Jane A. Leggett, Coordinator
Specialist in Energy and Environmental Policy
Without radical changes globally from current policies and economic trajectories, experts uniformly expect that greenhouse gas (GHG) emissions will continue to grow and lead to continued warming of the Earth's climate. GHG emissions released now will induce climate changes for centuries. Regions that now are dry are likely to get drier, while regions that now are wet, are likely to get wetter. Extreme precipitation and droughts are expected to become more frequent. Experts project that warming ocean waters will expand, and melting glaciers and ice sheets will add to sea level rise. The Arctic Ocean could become free of pack ice in summers within a few decades. Changes in ocean circulation could reduce ocean productivity and alter continental climates. Abrupt changes in the state of the climate system could occur, with unpredictable and potentially catastrophic consequences. These have implications for virtually all activities and sectors, including agriculture and forestry, water supply and other infrastructure, insurance, public health, emergency management; and security.

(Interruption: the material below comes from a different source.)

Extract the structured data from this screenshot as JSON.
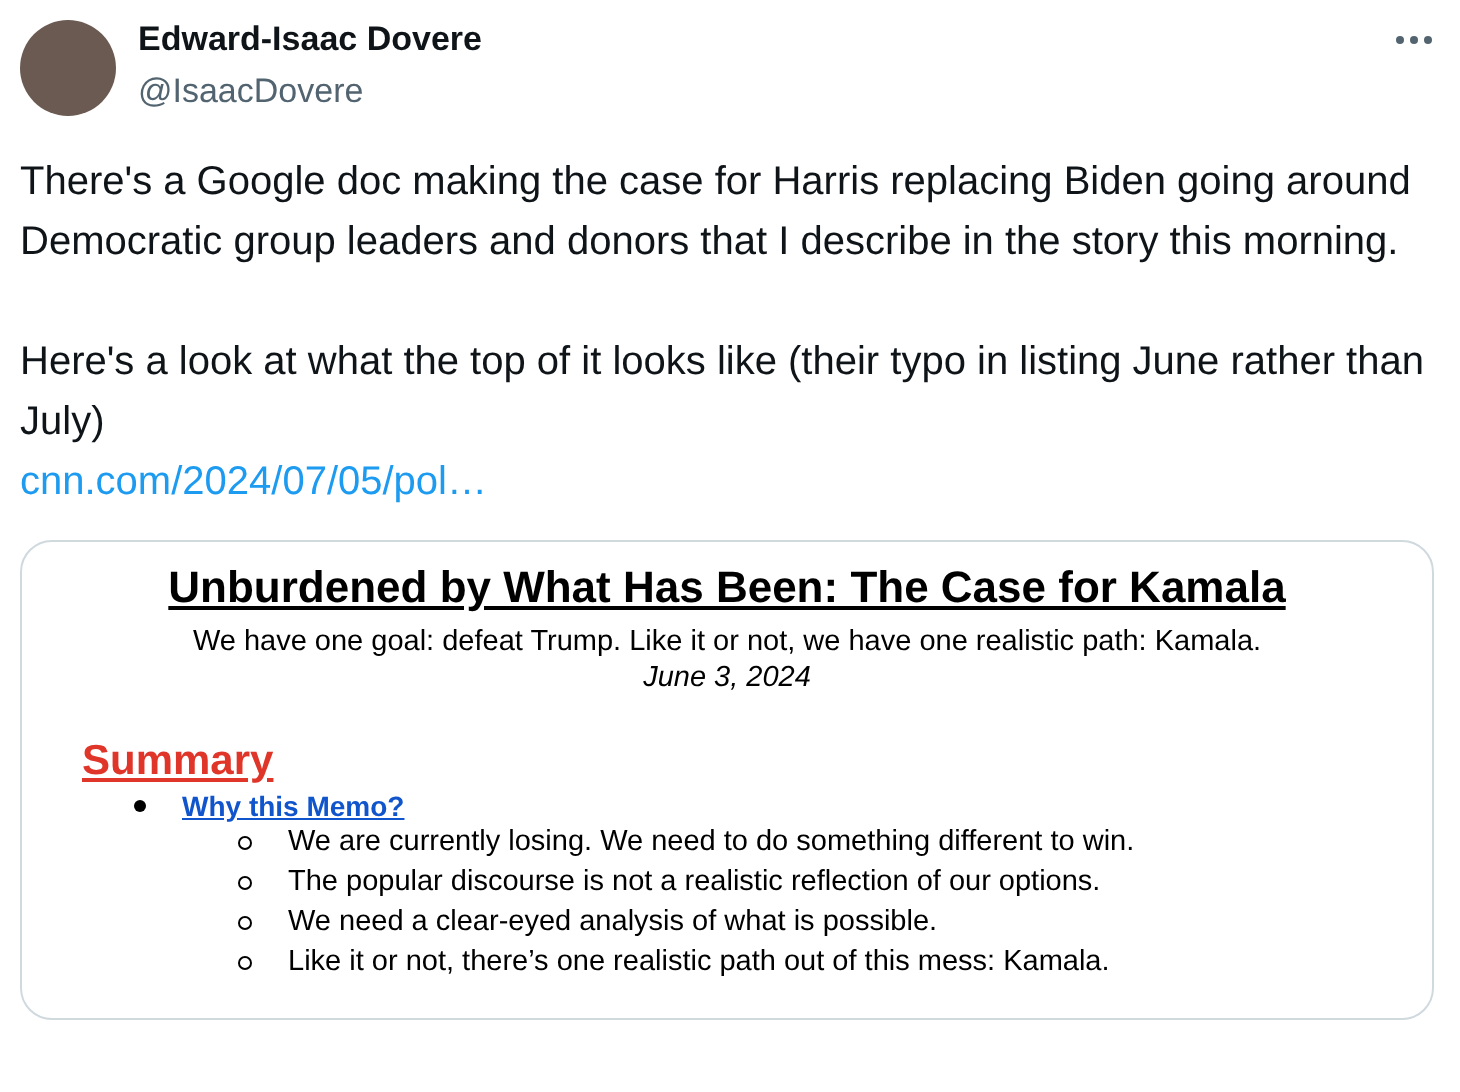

Experts agree that climate change, in the near term, will create both those who gain (e.g., agricultural producers in cool to moderate and wet climates) and those who will suffer (e.g., agricultural producers in hot and dry climates). Some people are likely to experience such radical changes in their climate that their current ways of life—and possibly their locales—become unsustainable. Some people will have the resources to migrate and adapt successfully—even profit from new opportunities that will emerge—while others could lose livelihoods or lives. Embodied in any debate over climate change and what to do to promote successful adaptation, and how to address the potential inequities of policies to mitigate or to adapt to climate change.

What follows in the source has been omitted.